Sì, la tendenza degli ultimi decenni è stata quella di una progressiva restrizione delle risorse destinate alla cultura, ma questo non è deprecabile del tutto in quanto in parallelo ha stimolato l'ingresso di nuovi operatori privati che fanno lavori di altissima qualità. E si è anche generata una nuova partecipazione di sponsor, aziende. Questo non solo è un dato di fatto, ma anche un esercizio auspicabile perché pone criteri di buon governo al patrimonio: i mecenati infatti si spendono là dove osservano che le cose vengono gestite bene. La sussidiarietà, anche in campo culturale, porta dei benefici.
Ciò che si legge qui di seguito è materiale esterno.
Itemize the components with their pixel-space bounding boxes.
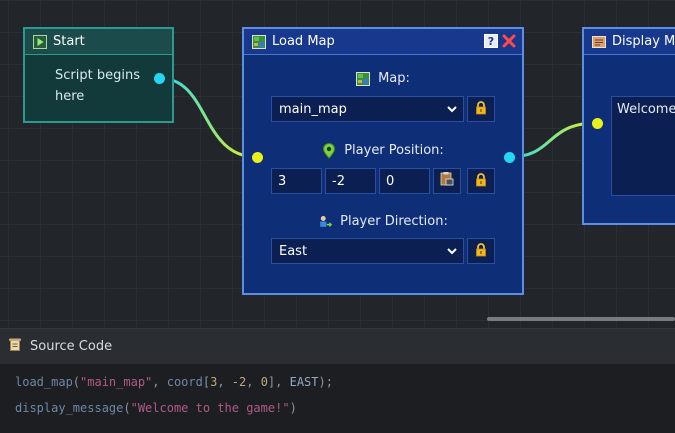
play-icon bbox=[33, 34, 47, 49]
source-panel-header: Source Code bbox=[0, 328, 675, 364]
position-x-input[interactable]: 3 bbox=[271, 168, 322, 194]
map-icon bbox=[356, 71, 371, 86]
horizontal-scrollbar[interactable] bbox=[487, 317, 675, 321]
lock-icon bbox=[474, 242, 488, 261]
pick-position-button[interactable] bbox=[433, 168, 461, 194]
direction-field-label: Player Direction: bbox=[244, 214, 522, 229]
start-node-title: Start bbox=[53, 34, 85, 49]
position-y-input[interactable]: -2 bbox=[325, 168, 376, 194]
code-line-1: load_map("main_map", coord[3, -2, 0], EA… bbox=[15, 375, 333, 389]
source-panel-title: Source Code bbox=[30, 339, 113, 354]
chevron-down-icon bbox=[446, 103, 458, 119]
start-node[interactable]: Start Script begins here bbox=[23, 27, 174, 123]
scroll-icon bbox=[8, 338, 22, 356]
direction-dropdown-value: East bbox=[279, 243, 308, 259]
message-icon bbox=[592, 35, 606, 49]
display-message-header[interactable]: Display Me bbox=[584, 29, 675, 55]
clipboard-icon bbox=[439, 171, 455, 191]
load-map-header[interactable]: Load Map bbox=[244, 29, 522, 55]
start-node-description: Script begins here bbox=[55, 68, 140, 104]
position-z-input[interactable]: 0 bbox=[379, 168, 430, 194]
chevron-down-icon bbox=[446, 245, 458, 261]
start-output-pin[interactable] bbox=[154, 73, 165, 84]
display-message-input-pin[interactable] bbox=[592, 118, 603, 129]
map-dropdown-value: main_map bbox=[279, 101, 347, 117]
map-dropdown[interactable]: main_map bbox=[271, 96, 464, 122]
position-lock-button[interactable] bbox=[467, 168, 495, 194]
source-code-editor[interactable]: load_map("main_map", coord[3, -2, 0], EA… bbox=[0, 364, 675, 433]
load-map-node[interactable]: Load Map ? Map: main_map bbox=[242, 27, 524, 295]
direction-lock-button[interactable] bbox=[467, 238, 495, 264]
display-message-title: Display Me bbox=[612, 34, 675, 49]
position-field-label: Player Position: bbox=[244, 142, 522, 159]
direction-dropdown[interactable]: East bbox=[271, 238, 464, 264]
location-pin-icon bbox=[322, 142, 336, 159]
close-icon[interactable] bbox=[502, 34, 516, 48]
map-lock-button[interactable] bbox=[467, 96, 495, 122]
help-icon[interactable]: ? bbox=[484, 34, 498, 48]
lock-icon bbox=[474, 100, 488, 119]
load-map-title: Load Map bbox=[272, 34, 335, 49]
message-text-area[interactable]: Welcome bbox=[611, 96, 675, 196]
wire-start-to-loadmap bbox=[158, 76, 258, 159]
map-field-label: Map: bbox=[244, 71, 522, 86]
load-map-input-pin[interactable] bbox=[252, 152, 263, 163]
load-map-output-pin[interactable] bbox=[504, 152, 515, 163]
code-line-2: display_message("Welcome to the game!") bbox=[15, 401, 297, 415]
graph-canvas[interactable]: Start Script begins here Load Map ? bbox=[0, 0, 675, 328]
person-direction-icon bbox=[318, 215, 333, 229]
lock-icon bbox=[474, 172, 488, 191]
map-icon bbox=[252, 34, 266, 49]
start-node-header[interactable]: Start bbox=[25, 29, 172, 55]
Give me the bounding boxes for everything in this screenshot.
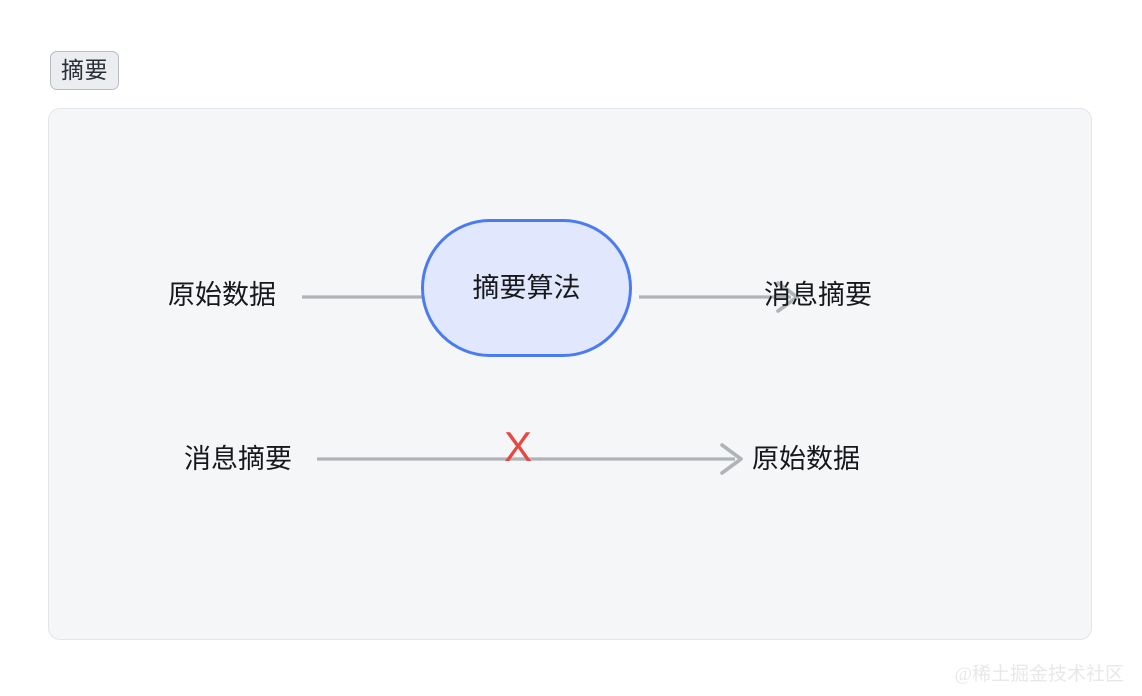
section-badge: 摘要	[50, 51, 119, 90]
section-badge-label: 摘要	[61, 57, 108, 83]
flow-label-source-raw-data: 原始数据	[168, 280, 276, 310]
blocked-x-icon: X	[504, 423, 533, 470]
watermark: @稀土掘金技术社区	[954, 664, 1125, 685]
arrow-algorithm-to-digest	[639, 281, 799, 313]
process-node-label: 摘要算法	[472, 272, 581, 303]
flow-label-target-message-digest: 消息摘要	[764, 280, 872, 310]
flow-label-target-raw-data: 原始数据	[752, 444, 860, 474]
flow-label-source-message-digest: 消息摘要	[184, 444, 292, 474]
diagram-card: 原始数据 摘要算法 消息摘要 消息摘要 X 原始数据	[48, 108, 1092, 640]
process-node-digest-algorithm: 摘要算法	[421, 219, 632, 357]
arrow-digest-to-raw-data-left-segment	[317, 457, 541, 461]
arrow-digest-to-raw-data-right-segment	[538, 443, 743, 475]
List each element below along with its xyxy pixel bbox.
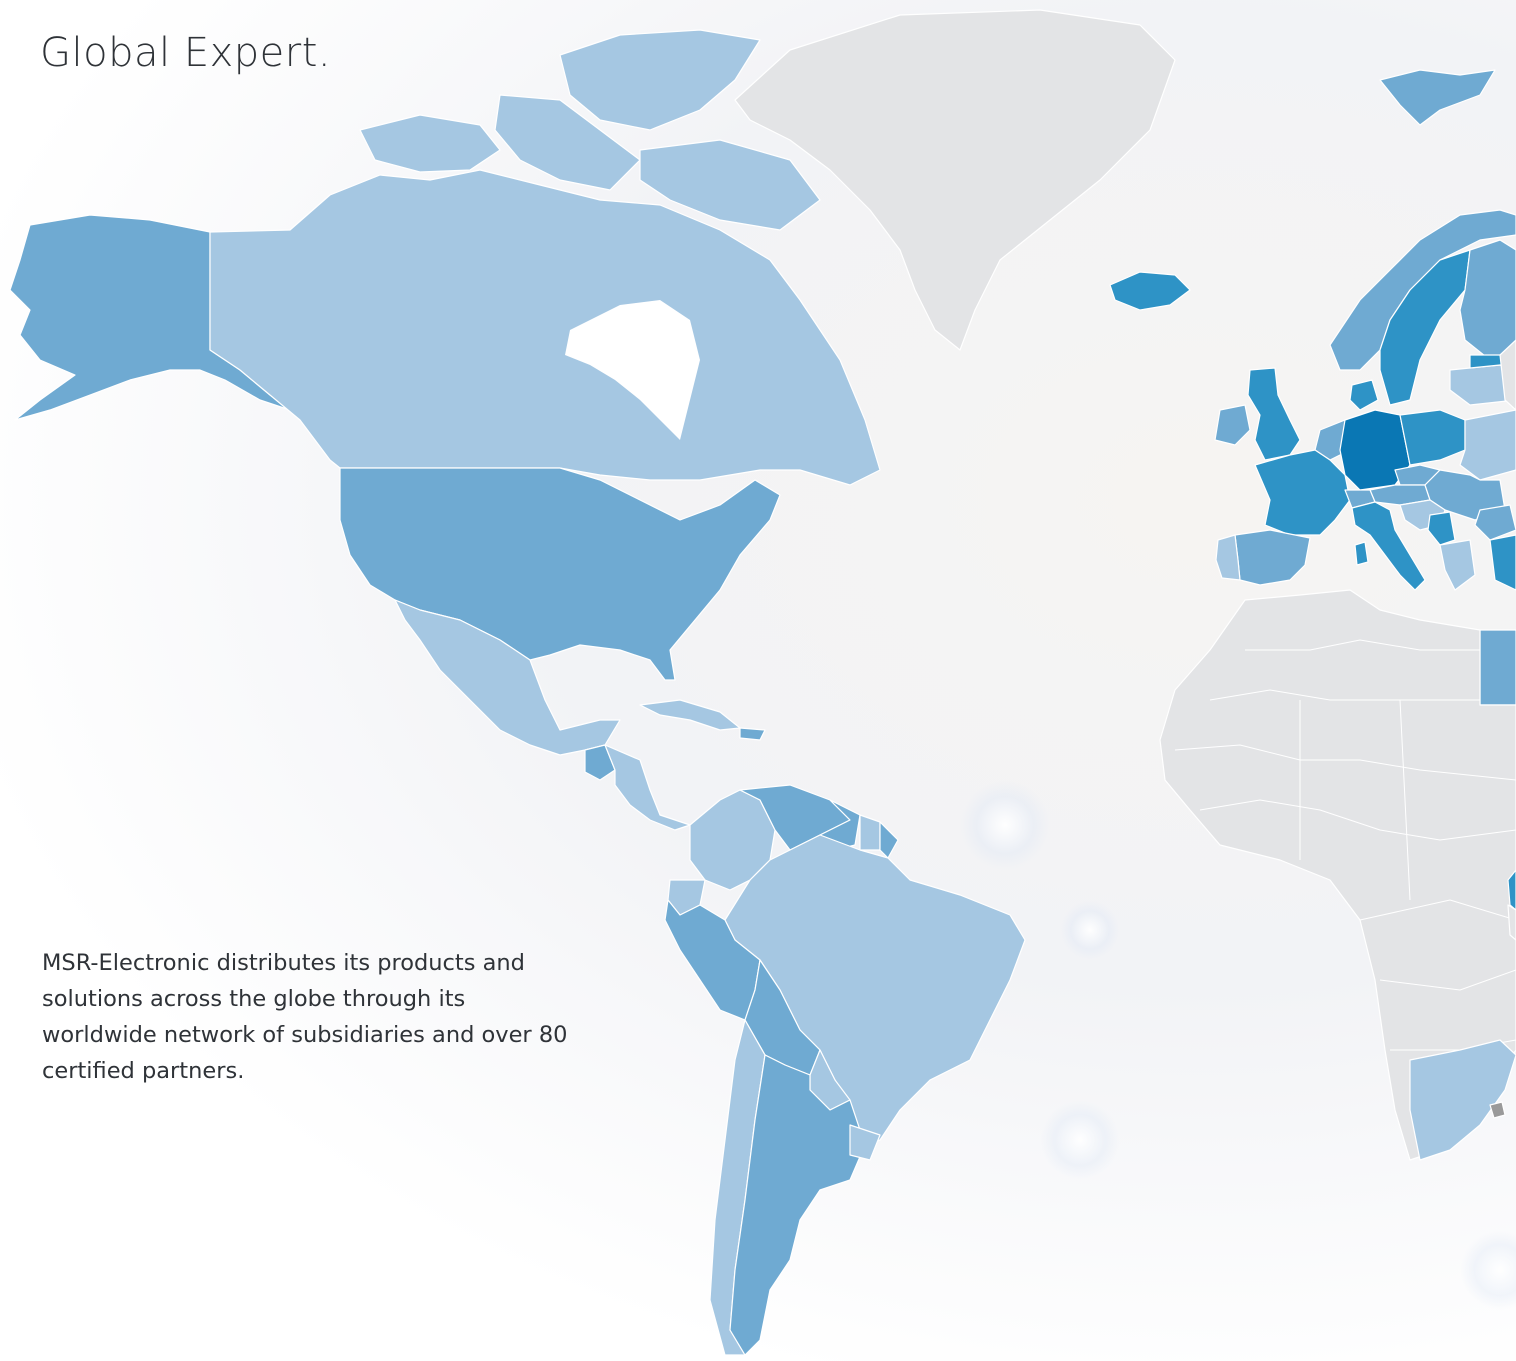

La politica cosa può fare?

Ci vorrebbe una maggior detraibilità delle spese per la cultura, così come la deducibilità delle spese culturali come se fossero sanitarie. Andare a vedere un museo o ad ascoltare un concerto fa bene alla persone, non vedo perché non si possa portare al 19% in meno il biglietto del museo. Sarebbe semplicissimo e allo stesso tempo un grande incentivo per noi del mondo culturale.

Cosa pensa degli ambientalisti che imbrattano le opere d’arte?

Per certi versi hanno vinto loro, perché il loro obiettivo è far parlare di sé.

Le modalità sono molto opinabili, però in un discorso di apertura dei musei al mondo trovo positivo che anche questi spazi siano parte attiva in un discorso sulla sostenibilità. Bisogna condannare gli atti violenti e lesivi delle opere, ma anche i musei devono rientrare nel processo di cambiamento sul clima. Anche questa è partecipazione.